When you’re looking at a cosmetic product, the best way to check the quality is to read the label.
Most importantly, we recommend that you look at the ingredients.
Ingredients descriptions are written according to an international system known as INCI (the International Nomenclature of Cosmetic Ingredients).
There are two nomenclature systems: one is European (EU INCI) and the other is American (US INCI, formerly called the CTFA INCI).
That is why many product ingredient lists include dual descriptions, e.g. “Aqua (Water)”.
Many plant-derived ingredients have a Linnaean name (from Linnaeus), of Latin origin. For instance, sweet almond oil will be listed as “Prunus dulcis oil (sweet almond oil)”.
Italian Law 713/86 demands that ingredients be listed by order of percentage of content, from largest to smallest, down to 1%.

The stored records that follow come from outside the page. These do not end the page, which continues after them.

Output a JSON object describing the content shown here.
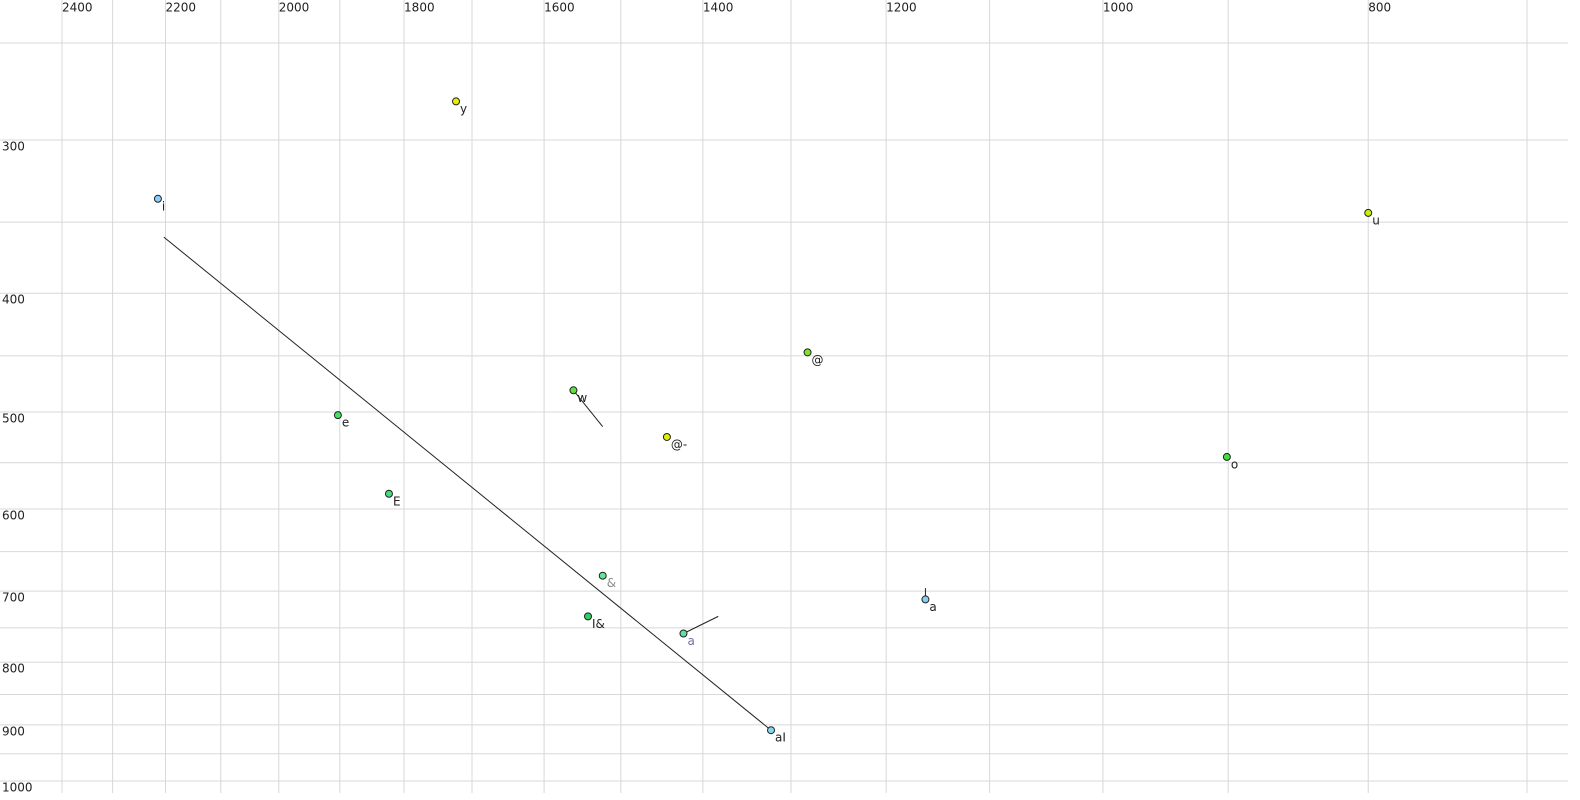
{
  "chart_data": {
    "type": "scatter",
    "xscale": "log",
    "yscale": "log",
    "xlim": [
      2400,
      700
    ],
    "ylim": [
      250,
      1000
    ],
    "xticks": [
      2400,
      2200,
      2000,
      1800,
      1600,
      1400,
      1200,
      1000,
      800
    ],
    "minor_xticks": [
      2300,
      2100,
      1900,
      1700,
      1500,
      1300,
      1100,
      900,
      700
    ],
    "yticks": [
      300,
      400,
      500,
      600,
      700,
      800,
      900,
      1000
    ],
    "minor_yticks": [
      250,
      350,
      450,
      550,
      650,
      750,
      850,
      950
    ],
    "grid": true,
    "points": [
      {
        "label": "i",
        "x": 2214,
        "y": 335,
        "color": "#87cefa"
      },
      {
        "label": "y",
        "x": 1723,
        "y": 279,
        "color": "#e8f000"
      },
      {
        "label": "u",
        "x": 800,
        "y": 344,
        "color": "#c8f000"
      },
      {
        "label": "@",
        "x": 1282,
        "y": 447,
        "color": "#80e030"
      },
      {
        "label": "w",
        "x": 1561,
        "y": 480,
        "color": "#60e040",
        "trajectory": [
          1523,
          514
        ]
      },
      {
        "label": "@-",
        "x": 1443,
        "y": 524,
        "color": "#e0f000"
      },
      {
        "label": "e",
        "x": 1903,
        "y": 503,
        "color": "#40e060"
      },
      {
        "label": "o",
        "x": 901,
        "y": 544,
        "color": "#40e040"
      },
      {
        "label": "E",
        "x": 1823,
        "y": 583,
        "color": "#40e080"
      },
      {
        "label": "&",
        "x": 1523,
        "y": 680,
        "color": "#60e890",
        "label_color": "#8a8a8a"
      },
      {
        "label": "I&",
        "x": 1542,
        "y": 734,
        "color": "#30d060"
      },
      {
        "label": "a",
        "x": 1423,
        "y": 758,
        "color": "#60e0a0",
        "label_color": "#7070a0",
        "trajectory": [
          1382,
          734
        ]
      },
      {
        "label": "a",
        "x": 1161,
        "y": 711,
        "color": "#87d0f0",
        "trajectory": [
          1161,
          696
        ]
      },
      {
        "label": "aI",
        "x": 1322,
        "y": 909,
        "color": "#80d8f0",
        "trajectory": [
          2203,
          360
        ]
      }
    ]
  }
}
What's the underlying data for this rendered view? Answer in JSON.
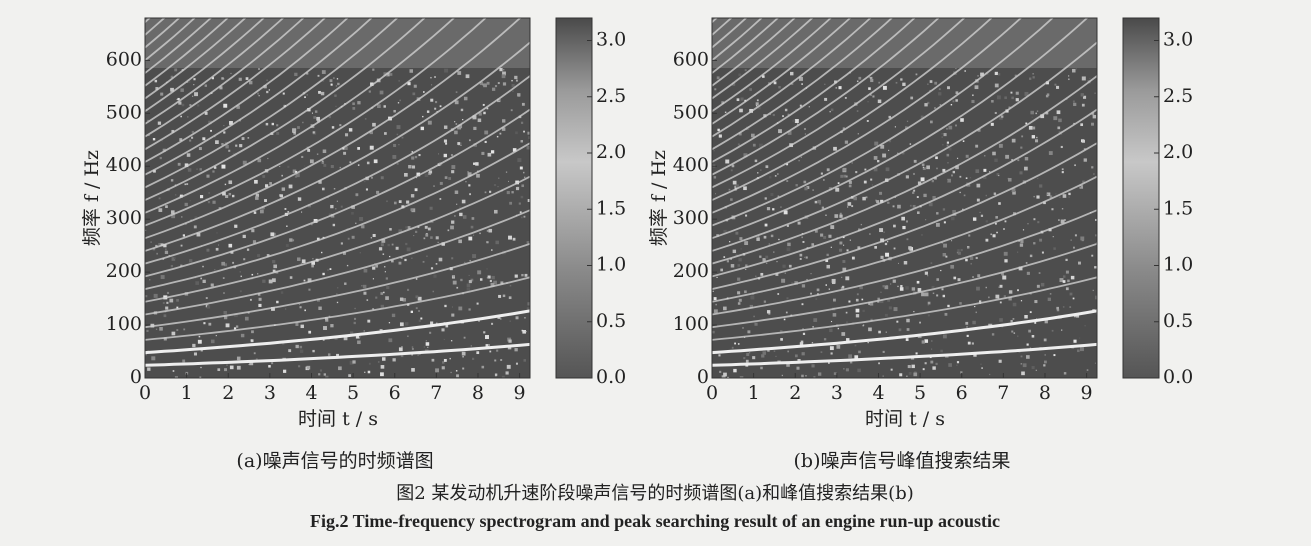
{
  "chart_data": [
    {
      "type": "heatmap",
      "subtitle": "(a)噪声信号的时频谱图",
      "xlabel": "时间 t / s",
      "ylabel": "频率 f / Hz",
      "xlim": [
        0,
        9.25
      ],
      "xticks": [
        0,
        1,
        2,
        3,
        4,
        5,
        6,
        7,
        8,
        9
      ],
      "ylim": [
        0,
        680
      ],
      "yticks": [
        0,
        100,
        200,
        300,
        400,
        500,
        600
      ],
      "clim": [
        0,
        3.2
      ],
      "cticks": [
        {
          "value": 0,
          "label": "0.0"
        },
        {
          "value": 0.5,
          "label": "0.5"
        },
        {
          "value": 1,
          "label": "1.0"
        },
        {
          "value": 1.5,
          "label": "1.5"
        },
        {
          "value": 2,
          "label": "2.0"
        },
        {
          "value": 2.5,
          "label": "2.5"
        },
        {
          "value": 3,
          "label": "3.0"
        }
      ]
    },
    {
      "type": "heatmap",
      "subtitle": "(b)噪声信号峰值搜索结果",
      "xlabel": "时间 t / s",
      "ylabel": "频率 f / Hz",
      "xlim": [
        0,
        9.25
      ],
      "xticks": [
        0,
        1,
        2,
        3,
        4,
        5,
        6,
        7,
        8,
        9
      ],
      "ylim": [
        0,
        680
      ],
      "yticks": [
        0,
        100,
        200,
        300,
        400,
        500,
        600
      ],
      "clim": [
        0,
        3.2
      ],
      "cticks": [
        {
          "value": 0,
          "label": "0.0"
        },
        {
          "value": 0.5,
          "label": "0.5"
        },
        {
          "value": 1,
          "label": "1.0"
        },
        {
          "value": 1.5,
          "label": "1.5"
        },
        {
          "value": 2,
          "label": "2.0"
        },
        {
          "value": 2.5,
          "label": "2.5"
        },
        {
          "value": 3,
          "label": "3.0"
        }
      ]
    }
  ],
  "caption": {
    "cn": "图2 某发动机升速阶段噪声信号的时频谱图(a)和峰值搜索结果(b)",
    "en": "Fig.2 Time-frequency spectrogram and peak searching result of an engine run-up acoustic"
  }
}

Ingredients that account for less than 1% of a product may be listed in any order.
The essential thing is to pay close attention to the first 4 or 5 ingredients. The others probably account for less than 1% of the product and are therefore of little importance.
The first ingredient is usually water, following which you must check the next ingredients carefully.
If there are a series of plant extracts, beware: their presence is not relevant and often serves to lend a semblance of naturalness.
We recommend that you check carefully, relying on sites such as www.biodizionario.it (t.n. an Italian dictionary of organic ingredients) to help you.